A sweet and sour hurricane
For the people of Puerto Rico, there is so much gratitude for what IsraAID has done for their island.
“We couldn’t believe it,” says Gonzalez. “That people would come from Israel, half the world away. It made such a difference. Sometimes you believe that because you are a tiny country, no-one is paying attention to you, no-one cares. But when a country so far away from you arrives, and says, ‘Hey, we are here, we saw what happened, and we want to help,’ it really impacts you.”
“Maria was a sweet and sour hurricane — sour because it happened, but sweet because it brought the best, not only of Puerto Rico – we are used to that, but that it brought people all the way from Israel,” says Senator Rios.

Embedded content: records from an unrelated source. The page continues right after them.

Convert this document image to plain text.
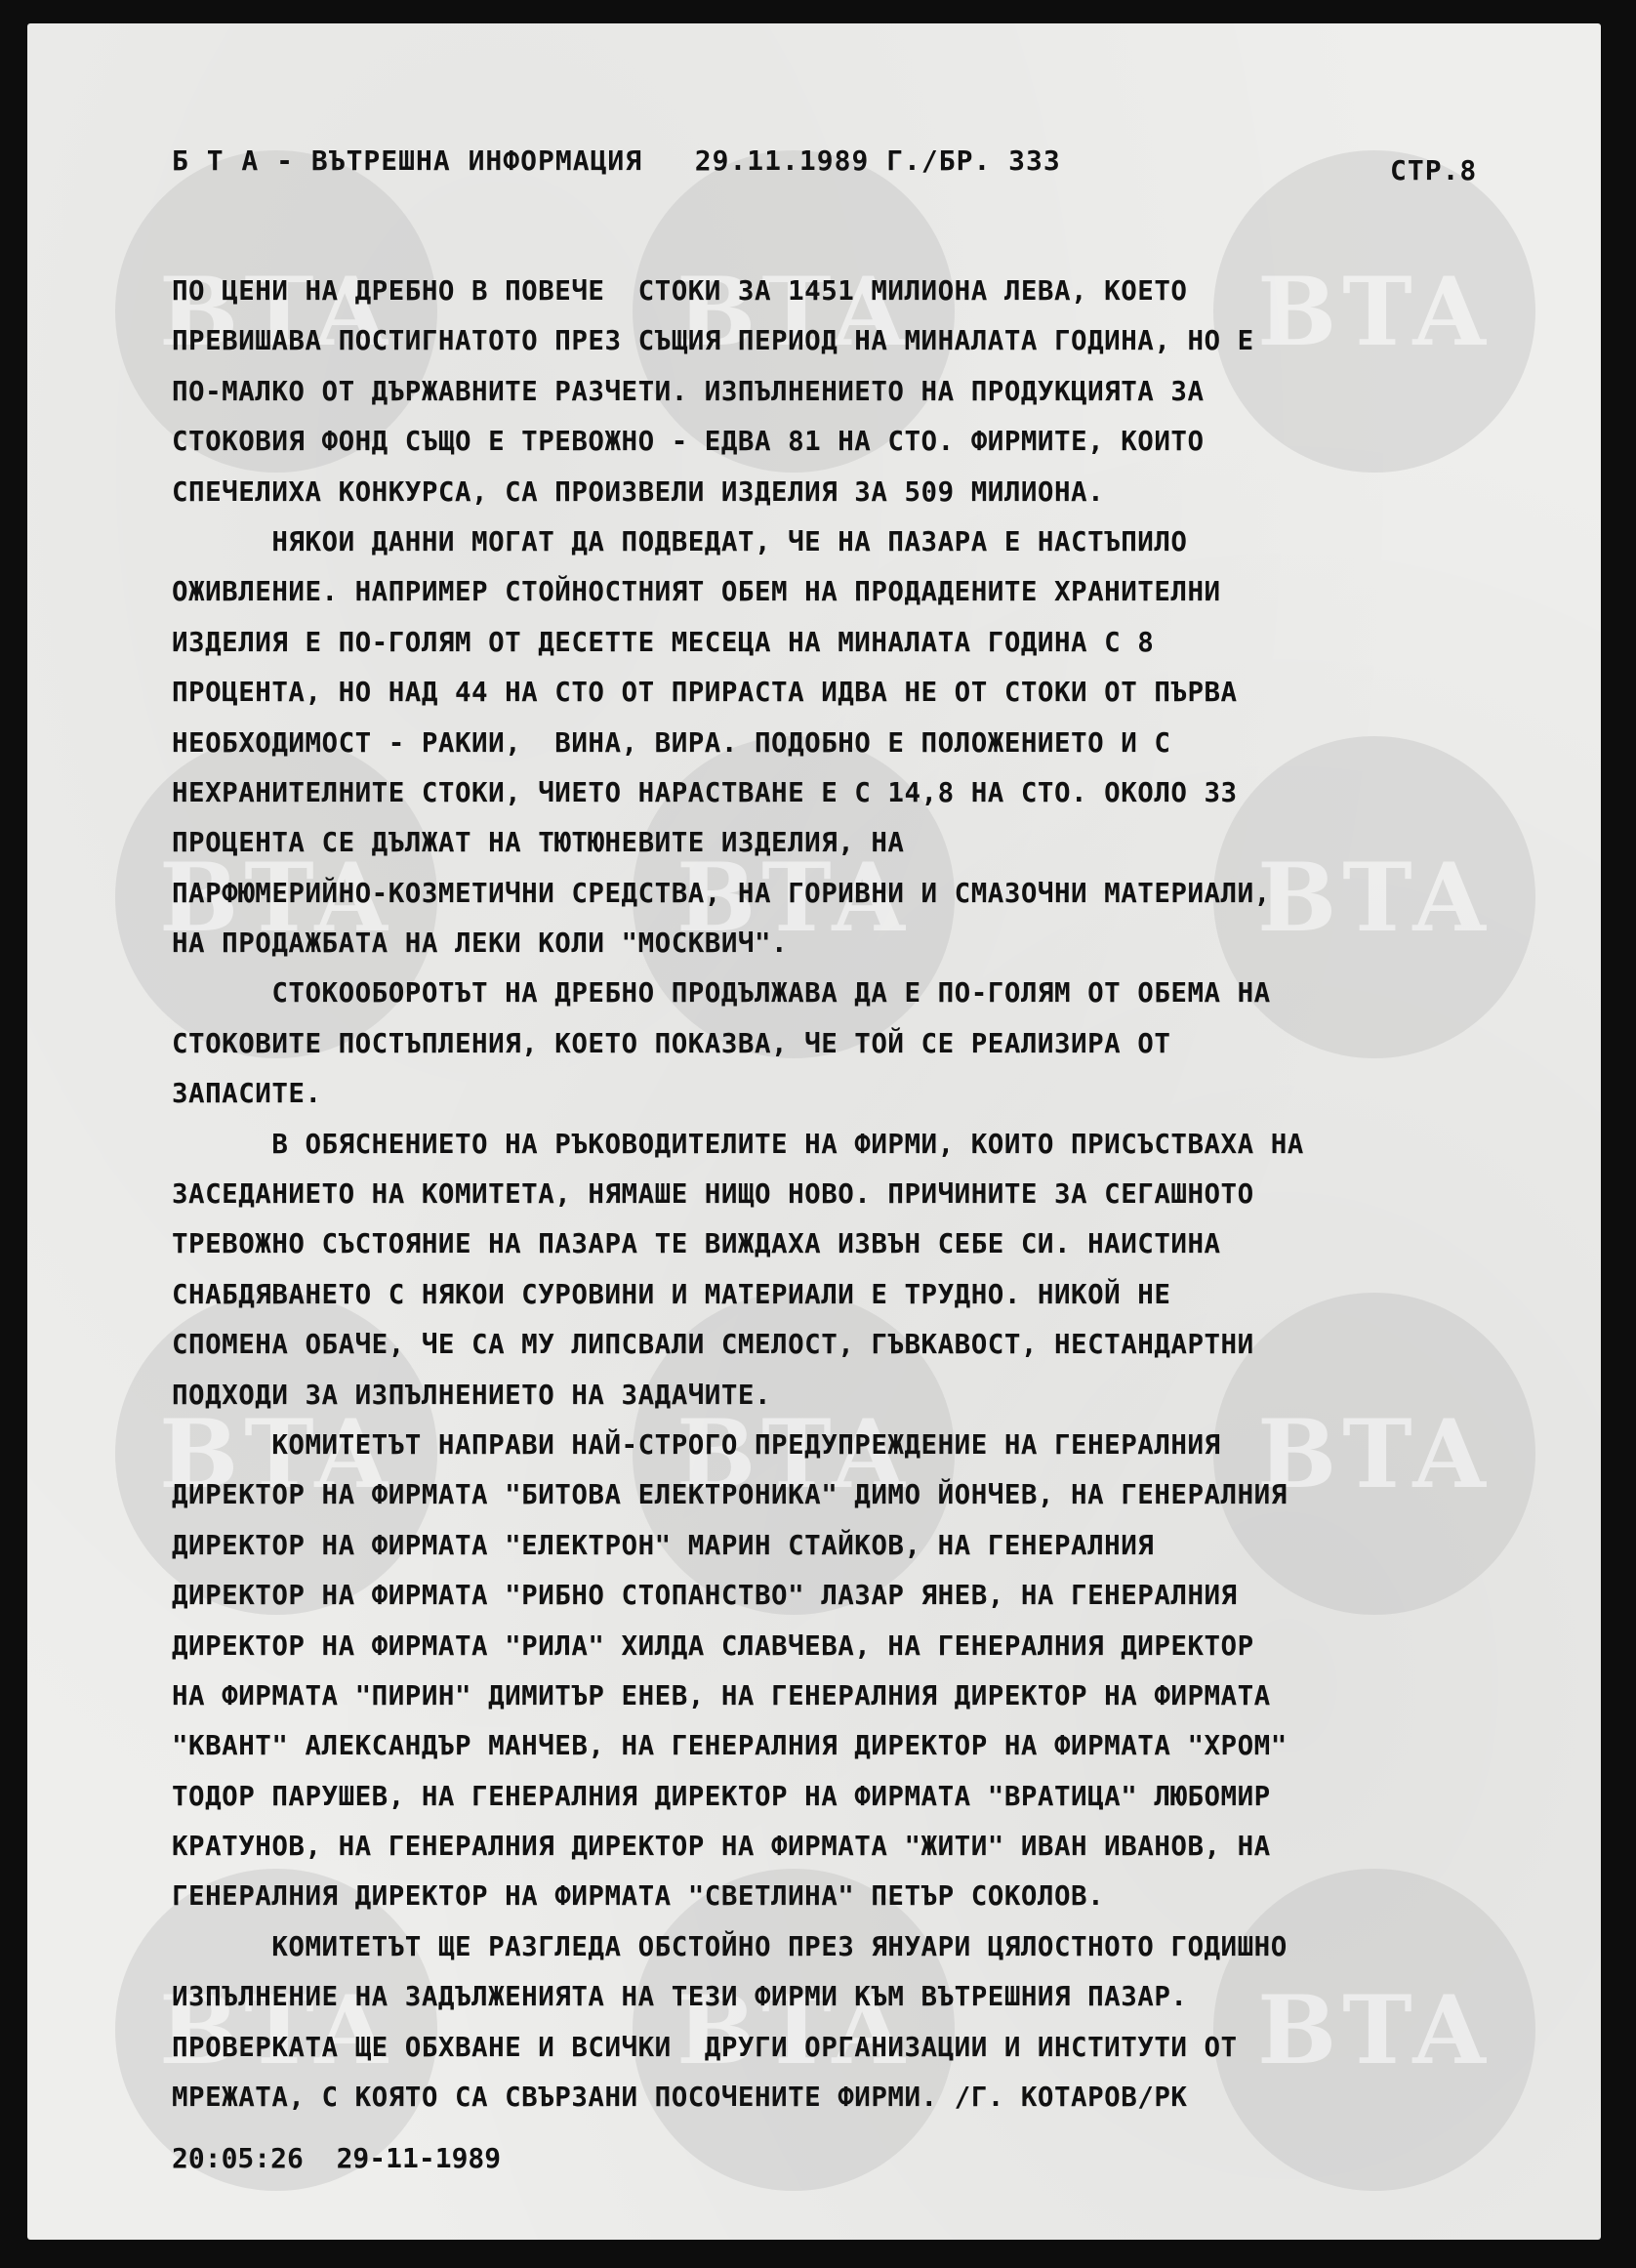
BTA	BTA	BTA
BTA	BTA	BTA
BTA	BTA	BTA
BTA	BTA	BTA
Б Т А - ВЪТРЕШНА ИНФОРМАЦИЯ   29.11.1989 Г./БР. 333	СТР.8
ПО ЦЕНИ НА ДРЕБНО В ПОВЕЧЕ  СТОКИ ЗА 1451 МИЛИОНА ЛЕВА, КОЕТО
ПРЕВИШАВА ПОСТИГНАТОТО ПРЕЗ СЪЩИЯ ПЕРИОД НА МИНАЛАТА ГОДИНА, НО Е
ПО-МАЛКО ОТ ДЪРЖАВНИТЕ РАЗЧЕТИ. ИЗПЪЛНЕНИЕТО НА ПРОДУКЦИЯТА ЗА
СТОКОВИЯ ФОНД СЪЩО Е ТРЕВОЖНО - ЕДВА 81 НА СТО. ФИРМИТЕ, КОИТО
СПЕЧЕЛИХА КОНКУРСА, СА ПРОИЗВЕЛИ ИЗДЕЛИЯ ЗА 509 МИЛИОНА.
НЯКОИ ДАННИ МОГАТ ДА ПОДВЕДАТ, ЧЕ НА ПАЗАРА Е НАСТЪПИЛО
ОЖИВЛЕНИЕ. НАПРИМЕР СТОЙНОСТНИЯТ ОБЕМ НА ПРОДАДЕНИТЕ ХРАНИТЕЛНИ
ИЗДЕЛИЯ Е ПО-ГОЛЯМ ОТ ДЕСЕТТЕ МЕСЕЦА НА МИНАЛАТА ГОДИНА С 8
ПРОЦЕНТА, НО НАД 44 НА СТО ОТ ПРИРАСТА ИДВА НЕ ОТ СТОКИ ОТ ПЪРВА
НЕОБХОДИМОСТ - РАКИИ,  ВИНА, ВИРА. ПОДОБНО Е ПОЛОЖЕНИЕТО И С
НЕХРАНИТЕЛНИТЕ СТОКИ, ЧИЕТО НАРАСТВАНЕ Е С 14,8 НА СТО. ОКОЛО 33
ПРОЦЕНТА СЕ ДЪЛЖАТ НА ТЮТЮНЕВИТЕ ИЗДЕЛИЯ, НА
ПАРФЮМЕРИЙНО-КОЗМЕТИЧНИ СРЕДСТВА, НА ГОРИВНИ И СМАЗОЧНИ МАТЕРИАЛИ,
НА ПРОДАЖБАТА НА ЛЕКИ КОЛИ "МОСКВИЧ".
СТОКООБОРОТЪТ НА ДРЕБНО ПРОДЪЛЖАВА ДА Е ПО-ГОЛЯМ ОТ ОБЕМА НА
СТОКОВИТЕ ПОСТЪПЛЕНИЯ, КОЕТО ПОКАЗВА, ЧЕ ТОЙ СЕ РЕАЛИЗИРА ОТ
ЗАПАСИТЕ.
В ОБЯСНЕНИЕТО НА РЪКОВОДИТЕЛИТЕ НА ФИРМИ, КОИТО ПРИСЪСТВАХА НА
ЗАСЕДАНИЕТО НА КОМИТЕТА, НЯМАШЕ НИЩО НОВО. ПРИЧИНИТЕ ЗА СЕГАШНОТО
ТРЕВОЖНО СЪСТОЯНИЕ НА ПАЗАРА ТЕ ВИЖДАХА ИЗВЪН СЕБЕ СИ. НАИСТИНА
СНАБДЯВАНЕТО С НЯКОИ СУРОВИНИ И МАТЕРИАЛИ Е ТРУДНО. НИКОЙ НЕ
СПОМЕНА ОБАЧЕ, ЧЕ СА МУ ЛИПСВАЛИ СМЕЛОСТ, ГЪВКАВОСТ, НЕСТАНДАРТНИ
ПОДХОДИ ЗА ИЗПЪЛНЕНИЕТО НА ЗАДАЧИТЕ.
КОМИТЕТЪТ НАПРАВИ НАЙ-СТРОГО ПРЕДУПРЕЖДЕНИЕ НА ГЕНЕРАЛНИЯ
ДИРЕКТОР НА ФИРМАТА "БИТОВА ЕЛЕКТРОНИКА" ДИМО ЙОНЧЕВ, НА ГЕНЕРАЛНИЯ
ДИРЕКТОР НА ФИРМАТА "ЕЛЕКТРОН" МАРИН СТАЙКОВ, НА ГЕНЕРАЛНИЯ
ДИРЕКТОР НА ФИРМАТА "РИБНО СТОПАНСТВО" ЛАЗАР ЯНЕВ, НА ГЕНЕРАЛНИЯ
ДИРЕКТОР НА ФИРМАТА "РИЛА" ХИЛДА СЛАВЧЕВА, НА ГЕНЕРАЛНИЯ ДИРЕКТОР
НА ФИРМАТА "ПИРИН" ДИМИТЪР ЕНЕВ, НА ГЕНЕРАЛНИЯ ДИРЕКТОР НА ФИРМАТА
"КВАНТ" АЛЕКСАНДЪР МАНЧЕВ, НА ГЕНЕРАЛНИЯ ДИРЕКТОР НА ФИРМАТА "ХРОМ"
ТОДОР ПАРУШЕВ, НА ГЕНЕРАЛНИЯ ДИРЕКТОР НА ФИРМАТА "ВРАТИЦА" ЛЮБОМИР
КРАТУНОВ, НА ГЕНЕРАЛНИЯ ДИРЕКТОР НА ФИРМАТА "ЖИТИ" ИВАН ИВАНОВ, НА
ГЕНЕРАЛНИЯ ДИРЕКТОР НА ФИРМАТА "СВЕТЛИНА" ПЕТЪР СОКОЛОВ.
КОМИТЕТЪТ ЩЕ РАЗГЛЕДА ОБСТОЙНО ПРЕЗ ЯНУАРИ ЦЯЛОСТНОТО ГОДИШНО
ИЗПЪЛНЕНИЕ НА ЗАДЪЛЖЕНИЯТА НА ТЕЗИ ФИРМИ КЪМ ВЪТРЕШНИЯ ПАЗАР.
ПРОВЕРКАТА ЩЕ ОБХВАНЕ И ВСИЧКИ  ДРУГИ ОРГАНИЗАЦИИ И ИНСТИТУТИ ОТ
МРЕЖАТА, С КОЯТО СА СВЪРЗАНИ ПОСОЧЕНИТЕ ФИРМИ. /Г. КОТАРОВ/РК
20:05:26  29-11-1989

“There is so much to be done here. The reconstruction of Puerto Rico will take six to eight years at least. Millennials will learn the hard way how to build a country together. There are still many missions to be accomplished and government alone cannot do it. I thank IsraAID. They really saved lives. That will never be forgotten.”
“We have hurricanes in Puerto Rico, but I was in complete negation,” admits Feliciano. “Before Maria I didn’t prepare anything. It was only when IsraAID came that I realized we live in the Caribbean Sea, and it’s normal for us to have hurricanes. Now I’m ready. Now I’m prepared.”
For teacher Gonzalez, he uses IsraAID not just to give psychosocial support to his students, but also to teach them another unexpected lesson about life.
“Israel is living in constant crisis,” he tells me. “You’d think a country like that wouldn’t have time to help others because they are so busy with their own problems, but here they are helping and changing our lives.
“I tell my kids that if Israel can do that, they can do it too – no matter where they live, or what their problems are, they can help people.”